Bill to muffle tour buses needs some fine-tuning, residents say
A bill to crack down on loud tour buses may get stuck in the slow lane.
The legislation, which has its first City Council hearing Monday, would require sightseeing buses to install sound systems that pipe the tour guide’s voice through headphones. But to the chagrin of residents craving relief from yapping guides, the regulations wouldn’t fully kick in until 2022.
“I can be dead in 12 years. This is absurd,” said Barbara Backer, a resident of Bleecker Street, where as many as 150 buses jam down the street a day.
About 250 sightseeing buses now ply city streets, according to city figures, with the companies charting dozens of tours day and night. As is, the guides typically stand on top of the double-decker buses and speak through a microphone, with the noise invading people’s homes.
“It’s as if people are talking in your living room. It is really very aggravating,” said Christine Berthet, a resident of Hell’s Kitchen, where buses run dozens of times a day.

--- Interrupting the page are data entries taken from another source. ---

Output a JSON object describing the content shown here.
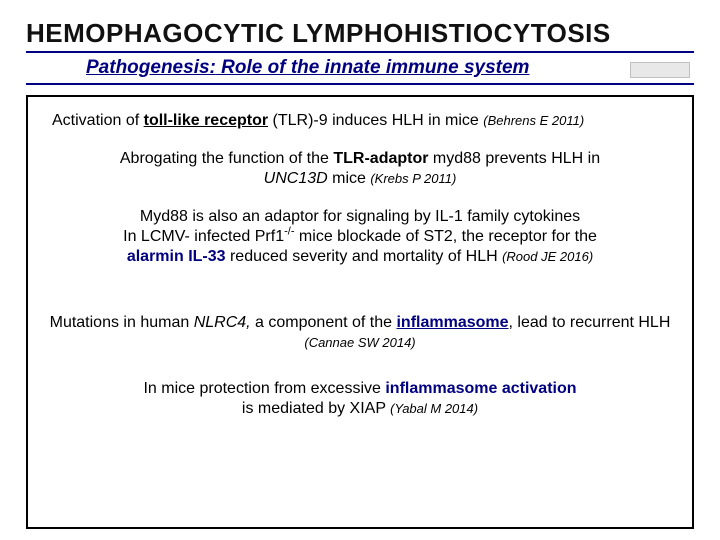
{
  "colors": {
    "accent": "#000080",
    "text": "#000000",
    "background": "#ffffff",
    "border": "#000000"
  },
  "typography": {
    "title_fontsize": 26,
    "subtitle_fontsize": 19,
    "body_fontsize": 16,
    "cite_fontsize": 13,
    "font_family": "Arial"
  },
  "title": "HEMOPHAGOCYTIC  LYMPHOHISTIOCYTOSIS",
  "subtitle_pre": "Pathogenesis:",
  "subtitle_rest": " Role of the innate immune system",
  "para1": {
    "t1": "Activation of ",
    "t2": "toll-like receptor",
    "t3": " (TLR)-9 induces HLH in mice ",
    "cite": "(Behrens E 2011)"
  },
  "para2": {
    "t1": "Abrogating the function of  the ",
    "t2": "TLR-adaptor",
    "t3": " myd88 prevents HLH in ",
    "t4": "UNC13D",
    "t5": " mice ",
    "cite": "(Krebs P 2011)"
  },
  "para3": {
    "l1": "Myd88 is also an adaptor for signaling by IL-1 family cytokines",
    "l2a": "In LCMV- infected Prf1",
    "l2sup": "-/-",
    "l2b": " mice blockade of  ST2, the receptor for the",
    "l3a": "alarmin IL-33",
    "l3b": " reduced severity and mortality of HLH ",
    "cite": "(Rood JE 2016)"
  },
  "para4": {
    "t1": "Mutations in human ",
    "t2": "NLRC4, ",
    "t3": "a component of the ",
    "t4": "inflammasome",
    "t5": ", lead to recurrent HLH ",
    "cite": "(Cannae SW 2014)"
  },
  "para5": {
    "t1": "In mice protection from excessive ",
    "t2": "inflammasome activation",
    "t3": "is mediated by XIAP ",
    "cite": "(Yabal M 2014)"
  }
}
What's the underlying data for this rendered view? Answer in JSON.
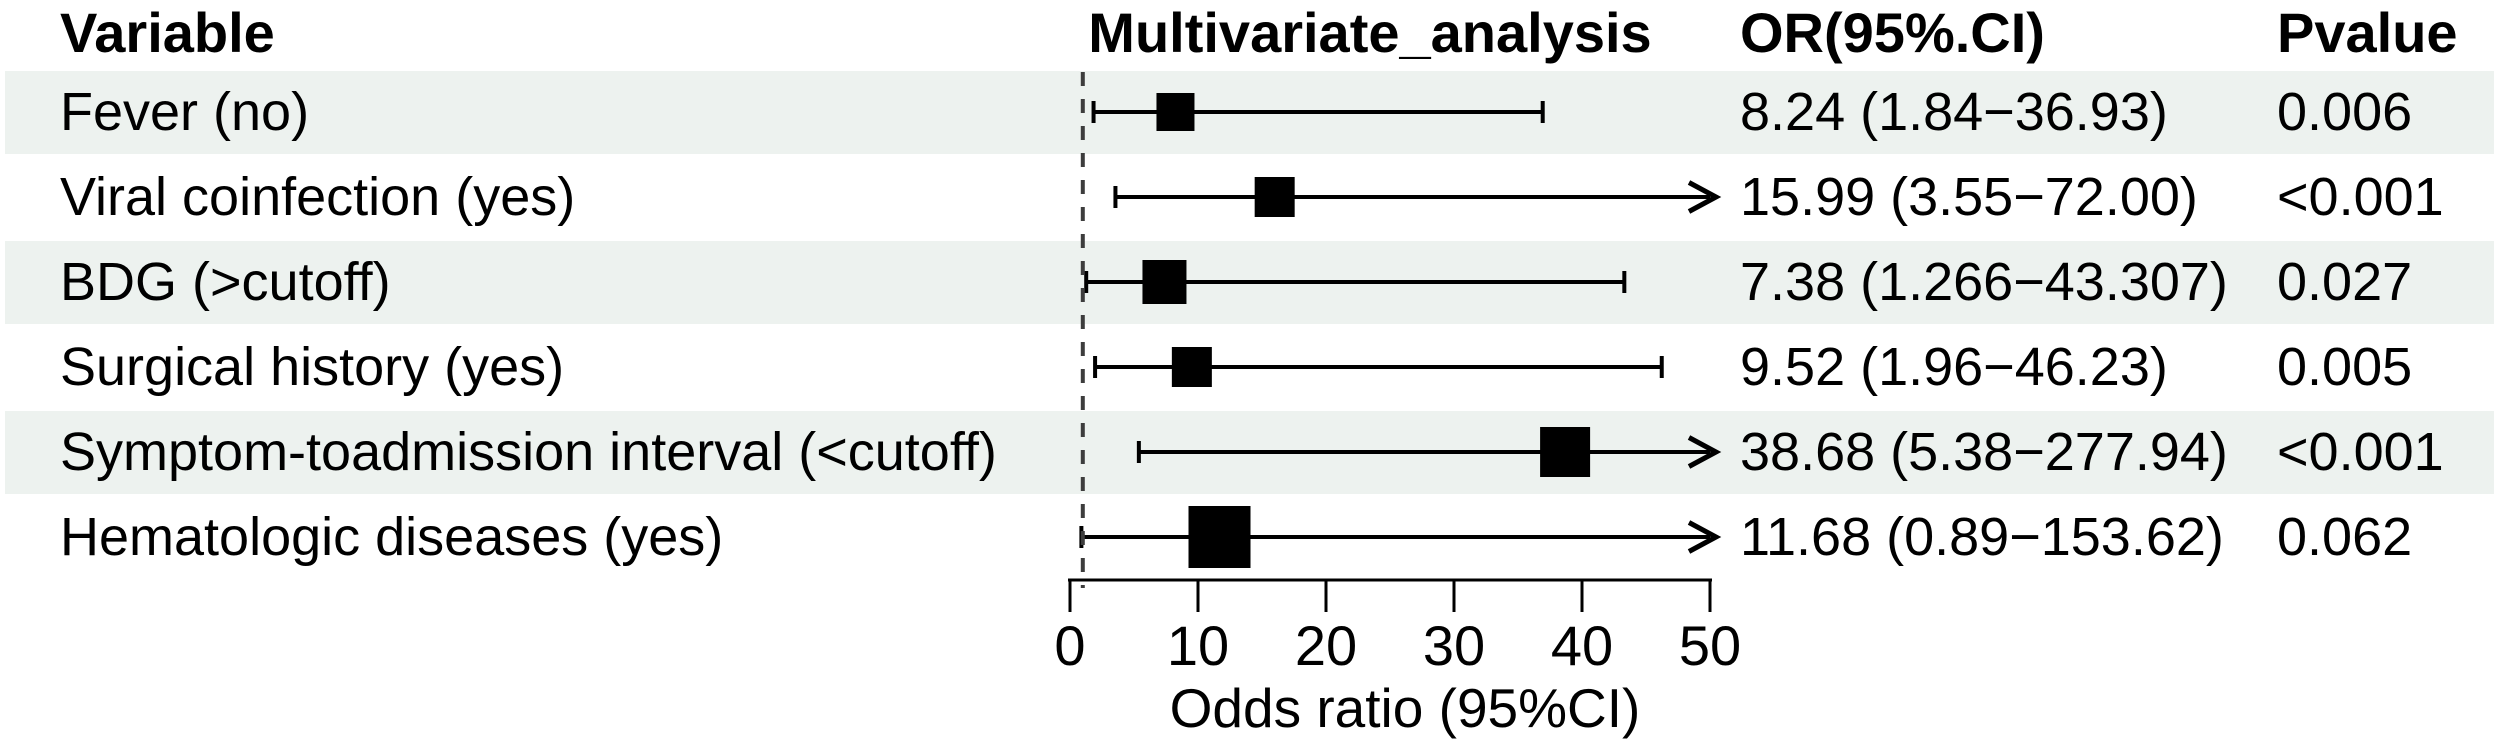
{
  "header": {
    "variable": "Variable",
    "analysis": "Multivariate_analysis",
    "or_ci": "OR(95%.CI)",
    "pvalue": "Pvalue"
  },
  "colors": {
    "stripe": "#edf2ef",
    "text": "#000000",
    "line": "#000000",
    "marker": "#000000",
    "reference_line": "#3d3d3d",
    "background": "#ffffff"
  },
  "chart_data": {
    "type": "forest",
    "title": "",
    "xlabel": "Odds ratio (95%CI)",
    "xlim": [
      0,
      50
    ],
    "xticks": [
      0,
      10,
      20,
      30,
      40,
      50
    ],
    "reference_line_x": 1,
    "arrow_clip_x": 50,
    "columns": [
      "Variable",
      "Multivariate_analysis",
      "OR(95%.CI)",
      "Pvalue"
    ],
    "rows": [
      {
        "label": "Fever (no)",
        "or": 8.24,
        "ci_low": 1.84,
        "ci_high": 36.93,
        "or_ci_text": "8.24 (1.84−36.93)",
        "pvalue": "0.006",
        "box_size": 38
      },
      {
        "label": "Viral coinfection (yes)",
        "or": 15.99,
        "ci_low": 3.55,
        "ci_high": 72.0,
        "or_ci_text": "15.99 (3.55−72.00)",
        "pvalue": "<0.001",
        "box_size": 40
      },
      {
        "label": "BDG (>cutoff)",
        "or": 7.38,
        "ci_low": 1.266,
        "ci_high": 43.307,
        "or_ci_text": "7.38 (1.266−43.307)",
        "pvalue": "0.027",
        "box_size": 44
      },
      {
        "label": "Surgical history (yes)",
        "or": 9.52,
        "ci_low": 1.96,
        "ci_high": 46.23,
        "or_ci_text": "9.52 (1.96−46.23)",
        "pvalue": "0.005",
        "box_size": 40
      },
      {
        "label": "Symptom-toadmission interval (<cutoff)",
        "or": 38.68,
        "ci_low": 5.38,
        "ci_high": 277.94,
        "or_ci_text": "38.68 (5.38−277.94)",
        "pvalue": "<0.001",
        "box_size": 50
      },
      {
        "label": "Hematologic diseases (yes)",
        "or": 11.68,
        "ci_low": 0.89,
        "ci_high": 153.62,
        "or_ci_text": "11.68 (0.89−153.62)",
        "pvalue": "0.062",
        "box_size": 62
      }
    ]
  }
}
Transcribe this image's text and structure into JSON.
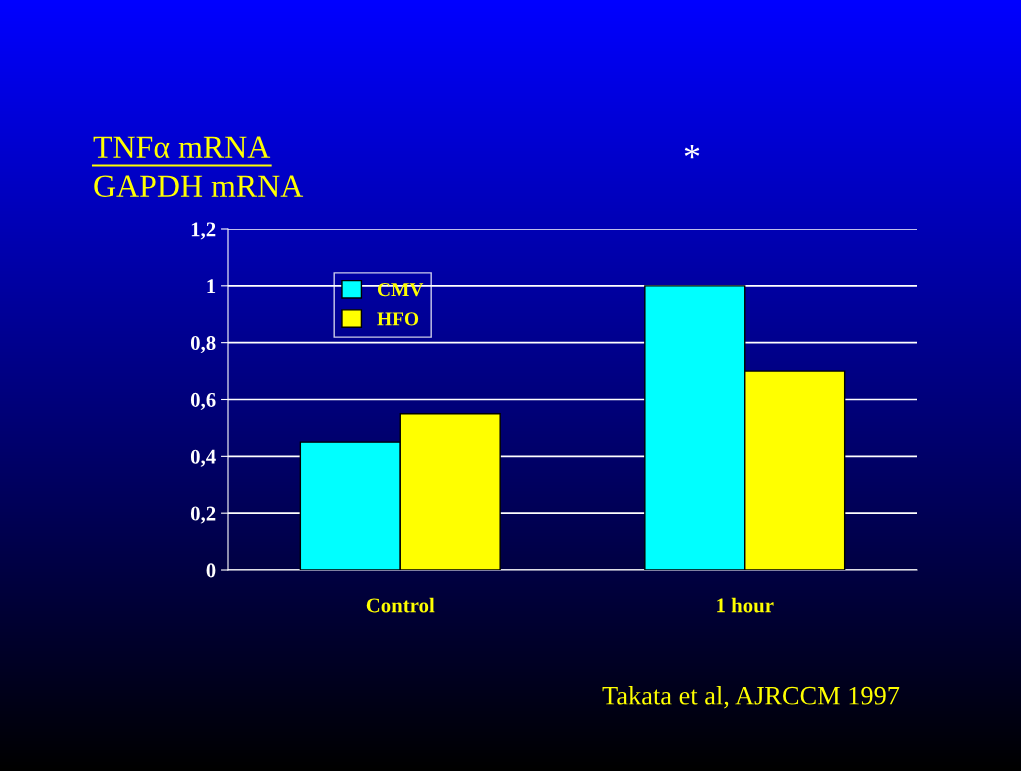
{
  "chart_data": {
    "type": "bar",
    "title": "TNFα mRNA",
    "subtitle": "GAPDH mRNA",
    "categories": [
      "Control",
      "1 hour"
    ],
    "series": [
      {
        "name": "CMV",
        "color": "#00ffff",
        "values": [
          0.45,
          1.0
        ]
      },
      {
        "name": "HFO",
        "color": "#ffff00",
        "values": [
          0.55,
          0.7
        ]
      }
    ],
    "ylim": [
      0,
      1.2
    ],
    "yticks": [
      {
        "value": 0,
        "label": "0"
      },
      {
        "value": 0.2,
        "label": "0,2"
      },
      {
        "value": 0.4,
        "label": "0,4"
      },
      {
        "value": 0.6,
        "label": "0,6"
      },
      {
        "value": 0.8,
        "label": "0,8"
      },
      {
        "value": 1,
        "label": "1"
      },
      {
        "value": 1.2,
        "label": "1,2"
      }
    ],
    "grid": "y",
    "legend": "top left",
    "annotations": [
      "*",
      "Takata et al, AJRCCM 1997"
    ]
  }
}
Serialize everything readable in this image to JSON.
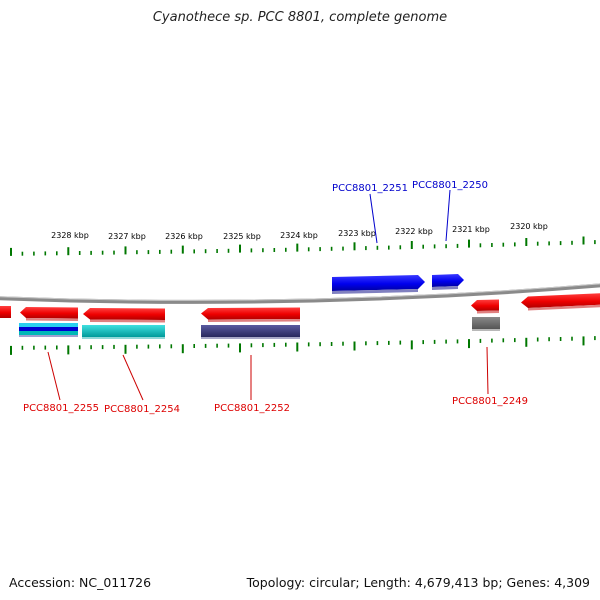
{
  "title": "Cyanothece sp. PCC 8801, complete genome",
  "footer": {
    "accession": "Accession: NC_011726",
    "summary": "Topology: circular; Length: 4,679,413 bp; Genes: 4,309"
  },
  "scale_unit": "kbp",
  "ticks": [
    "2328 kbp",
    "2327 kbp",
    "2326 kbp",
    "2325 kbp",
    "2324 kbp",
    "2323 kbp",
    "2322 kbp",
    "2321 kbp",
    "2320 kbp"
  ],
  "gene_labels": {
    "forward": [
      "PCC8801_2251",
      "PCC8801_2250"
    ],
    "reverse": [
      "PCC8801_2255",
      "PCC8801_2254",
      "PCC8801_2252",
      "PCC8801_2249"
    ]
  },
  "colors": {
    "forward_gene": "#0000ee",
    "reverse_gene": "#ee0000",
    "backbone": "#888888",
    "tick": "#007700",
    "cyan_feature": "#00c8c8",
    "navy_feature": "#3a3a80",
    "gray_feature": "#707070"
  }
}
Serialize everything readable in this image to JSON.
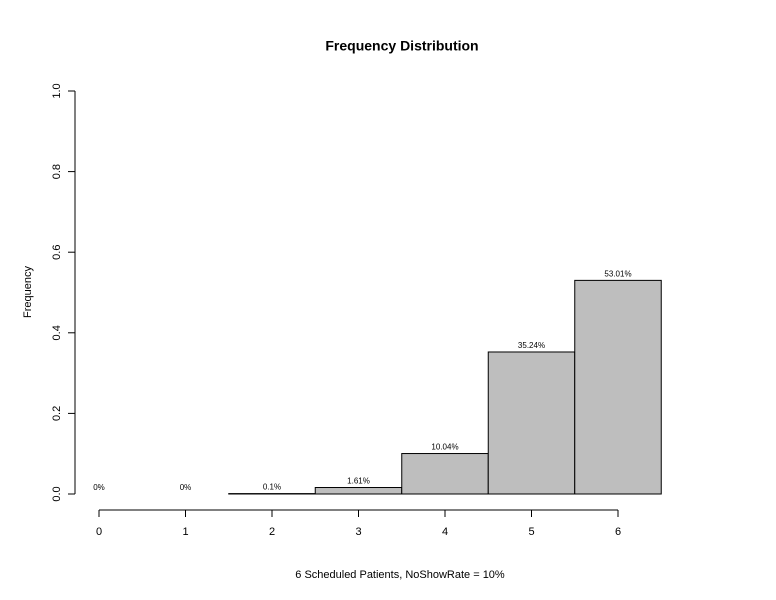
{
  "chart_data": {
    "type": "bar",
    "title": "Frequency Distribution",
    "x_label": "6 Scheduled Patients,  NoShowRate = 10%",
    "y_label": "Frequency",
    "x": [
      0,
      1,
      2,
      3,
      4,
      5,
      6
    ],
    "values": [
      0,
      0,
      0.001,
      0.0161,
      0.1004,
      0.3524,
      0.5301
    ],
    "value_labels": [
      "0%",
      "0%",
      "0.1%",
      "1.61%",
      "10.04%",
      "35.24%",
      "53.01%"
    ],
    "color": "#bebebe",
    "xlim": [
      0,
      6
    ],
    "xticks": [
      0,
      1,
      2,
      3,
      4,
      5,
      6
    ],
    "ylim": [
      0,
      1
    ],
    "yticks": [
      {
        "value": 0,
        "label": "0.0"
      },
      0.2,
      0.4,
      0.6,
      0.8,
      {
        "value": 1,
        "label": "1.0"
      }
    ],
    "grid": false
  }
}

City noise code actually outlaws amplified noise from moving vehicles, but enforcing the regulations has been difficult and headphones make for a simpler solution to the noise scourge, said Council Speaker Christine Quinn, who backs the legislation that has been years in the making.
“(The bill) will help prevent those sitting in their living rooms from having a front row seat on passing tour buses,” Quinn said.
Lawmakers said phasing in the regulations more quickly could put the companies out of business, because of the cost of the new equipment.
A spokesman for Gray Line Sightseeing, one of the city’s largest, said none of their buses have headphone systems and declined to comment on the bill.